ZigzagPointMamba: Spatial-Semantic Mamba for Point Cloud Understanding
Linshuang Diao, Sensen Song, Yurong Qian, Dayong Ren
TL;DR
ZigzagPointMamba tackles two bottlenecks in point cloud self-supervised learning: spatial discontinuities from traditional token scanning and inadequate local semantics in masking. It introduces a 3D zigzag scan over XY, XZ, and YZ planes to create spatially coherent token sequences, paired with a Semantic-Siamese Masking Strategy that masks semantically redundant tokens based on token similarity and redundancy metrics. The combination yields improved representations, achieving notable gains on ShapeNetPart (Part segmentation), ModelNet40 (classification), and ScanObjectNN subsets, demonstrating better generalization and robustness. By uniting spatial continuity with semantic-aware masking in a linear-time state-space framework, ZigzagPointMamba offers an efficient backbone for large-scale 3D understanding in self-supervised learning scenarios.
Abstract
State Space models (SSMs) such as PointMamba enable efficient feature extraction for point cloud self-supervised learning with linear complexity, outperforming Transformers in computational efficiency.

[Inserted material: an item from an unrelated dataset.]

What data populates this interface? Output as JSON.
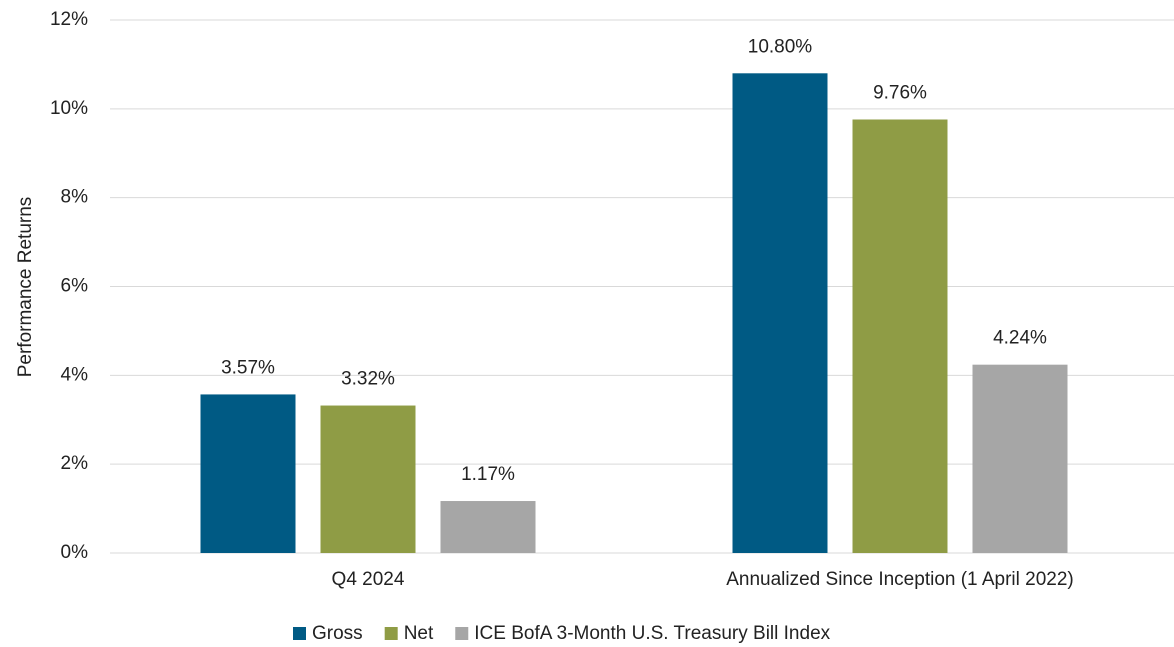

However, existing PointMamba-based methods depend on complex token ordering and random masking, which disrupt spatial continuity and local semantic correlations. We propose ZigzagPointMamba to tackle these challenges. The core of our approach is a simple zigzag scan path that globally sequences point cloud tokens, enhancing spatial continuity by preserving the proximity of spatially adjacent point tokens. Nevertheless, random masking undermines local semantic modeling in self-supervised learning. To address this, we introduce a Semantic-Siamese Masking Strategy (SMS), which masks semantically similar tokens to facilitate reconstruction by integrating local features of original and similar tokens. This overcomes the dependence on isolated local features and enables robust global semantic modeling. Our pre-trained ZigzagPointMamba weights significantly improve downstream tasks, achieving a 1.59% mIoU gain on ShapeNetPart for part segmentation, a 0.4% higher accuracy on ModelNet40 for classification, and 0.19%, 1.22%, and 0.72% higher accuracies respectively for the classification tasks on the OBJ-BG, OBJ-ONLY, and PB-T50-RS subsets of ScanObjectNN.